If Ragg's name has not come down to posterity, he seems at least to have lived a fulfilled life. After publishing more volumes of verse on a Christian theme, he left Nottingham for Birmingham, where he was involved in the bookselling and newspaper business. In Birmingham, he wrote volumes such as 'Creation's testimony to God', and 'Man's dreams and God's realities'. Thomas Ragg eventually took Holy Orders, being at the time of his death in 1881 Vicar of Lawley in Shropshire, and dubbed 'the adopted poet of the Evangelic muse'.

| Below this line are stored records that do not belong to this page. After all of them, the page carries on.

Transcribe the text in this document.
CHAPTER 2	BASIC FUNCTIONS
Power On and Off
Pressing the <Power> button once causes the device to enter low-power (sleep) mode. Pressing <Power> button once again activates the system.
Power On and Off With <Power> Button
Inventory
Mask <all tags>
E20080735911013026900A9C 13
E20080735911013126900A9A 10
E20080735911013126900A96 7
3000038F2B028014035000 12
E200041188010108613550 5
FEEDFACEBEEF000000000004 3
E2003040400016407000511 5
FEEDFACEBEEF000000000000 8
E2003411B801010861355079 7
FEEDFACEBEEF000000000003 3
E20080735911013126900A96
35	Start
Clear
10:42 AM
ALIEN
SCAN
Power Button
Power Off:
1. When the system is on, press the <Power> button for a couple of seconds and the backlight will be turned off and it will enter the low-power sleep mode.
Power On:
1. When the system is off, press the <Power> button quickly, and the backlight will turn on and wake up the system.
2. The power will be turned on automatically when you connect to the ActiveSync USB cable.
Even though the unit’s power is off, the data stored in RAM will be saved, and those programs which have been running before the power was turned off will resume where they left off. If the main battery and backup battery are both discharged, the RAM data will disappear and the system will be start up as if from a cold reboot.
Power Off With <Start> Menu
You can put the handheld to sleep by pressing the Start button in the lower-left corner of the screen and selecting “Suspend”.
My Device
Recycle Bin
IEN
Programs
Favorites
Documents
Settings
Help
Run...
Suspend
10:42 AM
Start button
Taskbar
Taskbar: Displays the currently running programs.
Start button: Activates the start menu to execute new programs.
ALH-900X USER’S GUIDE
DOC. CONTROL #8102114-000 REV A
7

Spencer T. Hall described him thus: 'Considering that he commenced life so humbly, was self educated and without exception one of the most modest and gentle men I ever met, I have ever regarded his career with wonder, and his character with admiration'. Since Hall himself began work at seven, was labouring at a stocking frame at the age of eleven, and pursued a literary career beset by a frequent lack of money, it is easy to see why he felt such sympathy for Robert Millhouse and Thomas Ragg.

Sneinton can be glad of its association with them both, and they perhaps deserve better than the oblivion into which they and their works have fallen. Though none of their various homes survive, West Street, Haywood Street, and Walker Street all remain to remind one of their literary residents. And one day someone may put a plaque on the 'Hot Brick' in commemoration of Thomas Ragg.